OpenAI´s internal tests show its newest large language models, particularly GPT o3 and GPT o4-mini, are significantly more prone to hallucinating—generating false information—than prior versions. The company found that GPT o3, touted as its most powerful model yet, produced hallucinations 33% of the time when answering questions about public figures using the PersonQA benchmark, double the rate of its predecessor, GPT o1. The GPT o4-mini fared even worse, with a hallucination rate of 48%. On more general queries tested by the SimpleQA benchmark, those rates climbed to 51% for o3 and an alarming 79% for o4-mini, with o1 previously at 44%.
This trend is especially perplexing given the growing focus on so-called ´reasoning´ models. Such models are designed to break tasks into logical steps to achieve human-like problem-solving capabilities. OpenAI, alongside rivals like Google and DeepSeek, has championed these advancements as part of the next leap in Artificial Intelligence, claiming earlier models like o1 could outperform PhD students in certain academic fields. However, new findings suggest that complexity and improved reasoning may actually introduce more avenues for error, leading to increased hallucinations, contrary to industry hopes for greater reliability.

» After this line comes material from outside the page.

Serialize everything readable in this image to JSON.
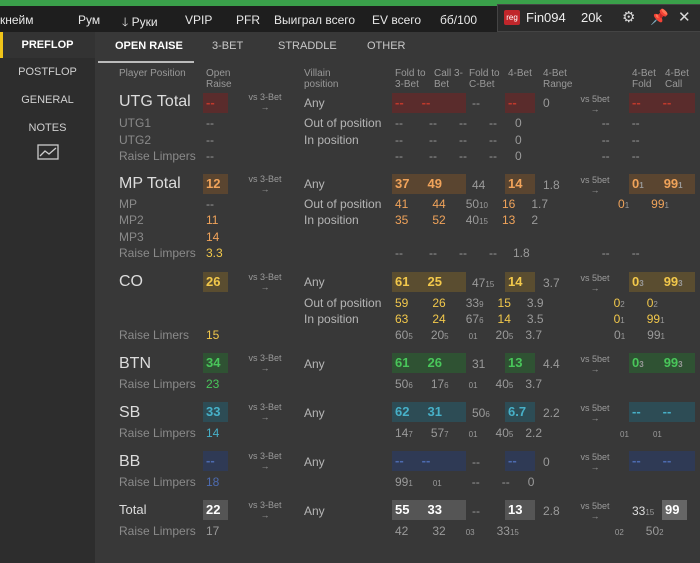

OpenAI acknowledges the worsening issue but disputes that reasoning models are inherently more prone to error, stating that research is ongoing to understand and mitigate the problem. Regardless, continued high rates of hallucination threaten the usefulness of large language models in real-world applications, especially where the main advantage is supposed to be saving time and labor. If outputs require meticulous double-checking, the incentive to use such technology diminishes. The current challenge for OpenAI and the wider Artificial Intelligence sector remains clear: without addressing this ´robot dreams´ problem, trust in these systems will be difficult to establish.